A leaked screenshot from an internal presentation to Toyota dealers in the States suggests the next 86 coupe will debut next year. But, compared with the elemental, naturally-aspirated driver's car we know (and many, love) it will be infused with Gazoo Racing DNA and is most likely to feature a 2.4-litre turbocharged boxer motor.
The image, which was posted on the GR86.org forum, all but confirms that the next-generation coupe, which will again be a collaborative effort between Subaru and Toyota, will have a mid-2021 launch – in the US, anyway – although the impact of COVID-19 may invariably delay the release date somewhat.

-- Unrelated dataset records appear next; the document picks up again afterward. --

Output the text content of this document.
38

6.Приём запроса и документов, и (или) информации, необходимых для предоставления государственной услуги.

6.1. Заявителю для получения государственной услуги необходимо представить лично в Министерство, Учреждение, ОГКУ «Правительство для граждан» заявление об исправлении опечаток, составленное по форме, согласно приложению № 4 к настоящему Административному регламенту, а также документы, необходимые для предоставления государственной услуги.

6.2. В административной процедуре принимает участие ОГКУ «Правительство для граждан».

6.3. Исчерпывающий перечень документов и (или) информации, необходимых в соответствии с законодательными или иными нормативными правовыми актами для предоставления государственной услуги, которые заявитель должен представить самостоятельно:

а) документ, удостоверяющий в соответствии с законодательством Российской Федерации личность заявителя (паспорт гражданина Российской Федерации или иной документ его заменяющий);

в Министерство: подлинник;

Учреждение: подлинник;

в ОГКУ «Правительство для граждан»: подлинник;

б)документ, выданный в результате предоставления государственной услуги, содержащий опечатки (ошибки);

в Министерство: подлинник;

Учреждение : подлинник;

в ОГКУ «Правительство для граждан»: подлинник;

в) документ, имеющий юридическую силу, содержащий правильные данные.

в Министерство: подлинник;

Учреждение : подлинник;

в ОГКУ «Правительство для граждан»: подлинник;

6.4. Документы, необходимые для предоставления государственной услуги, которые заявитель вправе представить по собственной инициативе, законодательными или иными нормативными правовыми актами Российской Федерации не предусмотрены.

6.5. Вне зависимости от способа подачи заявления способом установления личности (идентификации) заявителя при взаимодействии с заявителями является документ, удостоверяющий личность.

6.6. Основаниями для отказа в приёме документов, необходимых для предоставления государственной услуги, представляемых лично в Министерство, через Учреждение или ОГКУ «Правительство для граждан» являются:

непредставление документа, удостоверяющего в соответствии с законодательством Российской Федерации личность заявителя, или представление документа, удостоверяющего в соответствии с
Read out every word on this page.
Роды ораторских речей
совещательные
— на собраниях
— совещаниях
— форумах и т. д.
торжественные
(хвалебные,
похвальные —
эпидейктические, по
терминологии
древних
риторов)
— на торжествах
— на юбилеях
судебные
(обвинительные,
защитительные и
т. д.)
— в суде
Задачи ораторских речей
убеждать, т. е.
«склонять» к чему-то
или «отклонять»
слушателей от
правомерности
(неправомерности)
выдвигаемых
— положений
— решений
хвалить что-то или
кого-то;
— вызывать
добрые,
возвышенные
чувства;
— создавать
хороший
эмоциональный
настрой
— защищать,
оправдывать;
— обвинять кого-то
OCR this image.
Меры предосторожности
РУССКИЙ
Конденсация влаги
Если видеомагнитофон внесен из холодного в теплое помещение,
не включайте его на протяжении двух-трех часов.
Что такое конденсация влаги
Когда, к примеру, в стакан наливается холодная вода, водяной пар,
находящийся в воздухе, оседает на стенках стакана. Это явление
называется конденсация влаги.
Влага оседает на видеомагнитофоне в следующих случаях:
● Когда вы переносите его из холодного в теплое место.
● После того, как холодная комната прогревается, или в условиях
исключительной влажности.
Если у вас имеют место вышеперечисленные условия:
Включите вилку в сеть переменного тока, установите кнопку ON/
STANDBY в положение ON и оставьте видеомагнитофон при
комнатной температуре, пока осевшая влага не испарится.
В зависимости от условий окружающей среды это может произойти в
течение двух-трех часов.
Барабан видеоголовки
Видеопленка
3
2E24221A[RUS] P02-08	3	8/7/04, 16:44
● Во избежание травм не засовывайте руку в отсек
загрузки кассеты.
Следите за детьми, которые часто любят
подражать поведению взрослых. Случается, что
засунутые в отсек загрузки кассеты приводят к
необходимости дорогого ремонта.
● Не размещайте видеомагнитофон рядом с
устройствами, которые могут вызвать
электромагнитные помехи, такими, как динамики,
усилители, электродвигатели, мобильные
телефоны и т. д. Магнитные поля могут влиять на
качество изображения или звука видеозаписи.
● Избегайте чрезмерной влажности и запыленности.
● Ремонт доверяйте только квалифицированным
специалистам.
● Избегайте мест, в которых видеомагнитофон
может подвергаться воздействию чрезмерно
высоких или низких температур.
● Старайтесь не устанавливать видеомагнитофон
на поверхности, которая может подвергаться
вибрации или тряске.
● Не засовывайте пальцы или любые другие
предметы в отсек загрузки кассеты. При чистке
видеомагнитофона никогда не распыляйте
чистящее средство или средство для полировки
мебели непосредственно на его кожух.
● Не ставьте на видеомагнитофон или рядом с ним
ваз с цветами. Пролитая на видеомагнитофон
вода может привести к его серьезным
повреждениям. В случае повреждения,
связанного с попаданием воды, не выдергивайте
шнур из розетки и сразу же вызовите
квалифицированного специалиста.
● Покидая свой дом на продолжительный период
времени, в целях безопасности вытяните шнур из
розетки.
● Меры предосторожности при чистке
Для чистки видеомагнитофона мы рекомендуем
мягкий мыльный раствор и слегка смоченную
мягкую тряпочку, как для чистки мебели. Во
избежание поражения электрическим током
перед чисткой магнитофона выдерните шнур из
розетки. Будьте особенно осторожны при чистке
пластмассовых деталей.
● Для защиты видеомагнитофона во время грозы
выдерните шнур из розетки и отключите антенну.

The next 86 is literally in the middle of Toyota's product plans for 2021/2022. Image credit: GR86.org
The current generations of the 86 (and its discontinued – in South Africa – Subura BR-Z cousin) were launched in 2012. Powered by a 2.0-litre non-turbo 4-cylinder boxer petrol motor with a rear-end set up for easily accessible tail-sliding fun (helped by skinny Prius-spec tyres at the back) the coupe was the embodiment of a purist-pleasing rear-wheel-drive compact coupe.
It was a car singular in purpose, if not particularly powerful (even for the time). Recently, a limited run (of 86 units, fittingly) of the 86 was released in the Japanese market to pay tribute to special-edition AE86s of yesteryear and, unofficially, that the lifecycle of the current-gen sportscar would soon be at an end.
This limited-edition derivative of the current-generation 86 was released in the Japanese market recently.
Since the introduction of the 86, forced-induction engines have become ubiquitous and Toyota’s Gazoo Racing motorsport division has grown into a fully-fledged sub-brand. The Supra, for example, purposely bears a GR prefix in our market, the division has already released a GRMN version of the previous Yaris, as well as a 192-kW Euro-spec GR Yaris. Heck, if reports are to be believed, GR versions of the C-HR, Corolla hatchback and even RAV4 are coming!
The next-gen 86, which may be named the GR 86 (as per the Supra), is likely to be underpinned by a rear-wheel-drive version of Toyota’s New Global Architecture platform, while it's understood that Subaru will supply the motor.
The aforementioned forum post sensationally suggests the upcoming 86 will be powered by a turbocharged 2.4-litre 4-cylinder boxer engine, which features in the new Subaru Legacy/Liberty and Outback models in North America. That powerplant produces 194 kW at 5 600 rpm and 375 Nm at 2 000 rpm in those models.
The centrally-mounted exhaust end will certainly please the fanboys if it's retained for the production version.
Another report says the turbocharged 1.8-litre 4-cylinder boxer engine that will feature in the next iteration of the Levorg station wagon is also an option. We’ve driven the current-generation Subaru Levorg… check out our video!
Toyota currently offers the 86 in our market exclusively with a 6-speed manual ‘box, but the next-gen model is likely to be offered with a choice of stick-shift and automatic transmissions, the latter probably derived from the Sports Lineartronic CVT unit that is available in the current WRX and WRX STI.
We still can't figure out why auto transmission buttons on the fascia are combined with a 6-speed gear lever, but it's just for the look.
As for what the next 86 will look like, we expect it will incorporate cues from the 2017 Toyota GR HV Sports Concept, whose proportions (let alone interior architecture) is closely related to those of the current car.
The substantial performance upgrade mooted for the Aichi-based manufactures upcoming sportscar (remember, the current 86 model’s 2.0-litre engine produces “only” 147 kW and 205 Nm) will undoubtedly whet the appetites of horsepower-obsessed performance-car aficionados, but all that new forced-induction goodness will add complexity to the package and, therefore, come at a premium.
As a result, the 86 will transform from a back-to-basics (and relatively affordable) driver’s car to a baby Supra, which means its asking price will certainly eclipse R632 200, which is what the current model costs.